Letters Polymyalgia rheumatica

Fluorodeoxyglucose positron emission tomography/computed tomography: a “one stop shop” for diagnosing polymyalgia rheumatica

BMJ 2014; 348 doi: https://doi.org/10.1136/bmj.f7705 (Published 06 January 2014) Cite this as: BMJ 2014;348:f7705
  1. Michael S Hofman, physician in nuclear medicine and molecular imaging1
  1. 1Peter MacCallum Cancer Centre, East Melbourne, VIC 3002, Australia
  1. michael.hofman{at}petermac.org

In their clinical review Mackie and Mallen highlight that the diagnosis of polymyalgia rheumatica can be challenging and dependent on clinical experience and expertise, underscoring the need for better diagnostic algorithms.1 Given the various differential diagnoses, including occult infection, cancer, and myositis, patients are often subjected to an array of investigations before the diagnosis is established (often by exclusion), resulting in delayed diagnosis and costs associated with misdirected investigations.

Fluorodeoxyglucose positron emission tomography/computed tomography (FDG PET/CT) enables whole body imaging of glycolytic metabolism and is widely used for cancer imaging.2 Acute and chronic inflammatory processes also use glycolytic metabolism, making this technique extremely useful for imaging inflammatory diseases. It essentially enables “imaging of erythrocyte sedimentation rate” defining the location, pattern, and degree of inflammation.

Scans in polymyalgia rheumatica have a characteristic appearance (figure), with visualisation of distinctive interspinous bursitis, widespread enthesopathy, synovitis, and background vasculitis of large or medium large vessels.3 4 PET/CT has specific patterns for the differential diagnoses including infection, cancer, and myositis, thereby providing a “one stop shop” for diagnosis.

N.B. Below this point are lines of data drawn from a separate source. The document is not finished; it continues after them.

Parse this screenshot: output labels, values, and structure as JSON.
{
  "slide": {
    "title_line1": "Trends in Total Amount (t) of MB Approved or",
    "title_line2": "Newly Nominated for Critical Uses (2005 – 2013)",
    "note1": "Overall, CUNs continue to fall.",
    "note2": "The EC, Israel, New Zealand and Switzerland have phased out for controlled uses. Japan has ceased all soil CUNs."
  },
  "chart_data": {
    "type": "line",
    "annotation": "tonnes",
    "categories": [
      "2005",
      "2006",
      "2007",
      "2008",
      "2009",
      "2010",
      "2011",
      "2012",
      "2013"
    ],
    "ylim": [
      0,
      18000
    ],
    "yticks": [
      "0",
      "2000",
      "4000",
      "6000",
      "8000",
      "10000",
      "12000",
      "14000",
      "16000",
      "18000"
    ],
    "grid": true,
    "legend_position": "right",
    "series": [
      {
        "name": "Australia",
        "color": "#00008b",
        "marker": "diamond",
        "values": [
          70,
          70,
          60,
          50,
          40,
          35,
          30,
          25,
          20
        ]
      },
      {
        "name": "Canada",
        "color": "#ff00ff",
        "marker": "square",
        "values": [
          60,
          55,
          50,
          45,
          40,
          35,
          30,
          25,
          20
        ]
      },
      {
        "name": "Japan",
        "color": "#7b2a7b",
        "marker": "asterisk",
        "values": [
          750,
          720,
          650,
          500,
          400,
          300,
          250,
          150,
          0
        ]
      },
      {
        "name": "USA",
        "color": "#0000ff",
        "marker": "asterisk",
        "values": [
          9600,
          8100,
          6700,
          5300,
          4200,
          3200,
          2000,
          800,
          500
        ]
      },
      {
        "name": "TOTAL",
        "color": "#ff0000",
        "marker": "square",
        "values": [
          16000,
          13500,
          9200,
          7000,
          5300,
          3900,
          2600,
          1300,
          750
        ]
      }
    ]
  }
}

Fluorodeoxyglucose positron emission tomography/computed tomography (FDG PET/CT) in a patient with unsuspected polymyalgia rheumatica. (A) Maximum intensity projection image providing a whole body overview. (B, C) Coronal and three dimensional bone PET/CT scans showing interspinous bursitis correlating with back pain and stiffness. (D, E) Vasculitis of large and medium sized vessels, with high uptake in the aortic arch and major branches (vertebral arteries shown). (F) Widespread bursitis and enthesopathy

Although FDG PET/CT is perceived as expensive, use of an accurate and high yield test upfront can pinpoint the appropriate investigations to be performed. This can prove more cost effective than performing an array of non-specific tests, which can lead to incorrect diagnosis and misdirected patient management. PET also provides more accurate and earlier assessment of response because glycolytic activity dissipates rapidly with effective treatment. The time has come for rheumatologists to embrace this technology to improve patient outcomes.


Cite this as: BMJ 2014;348:f7705


  • Competing interests: None declared.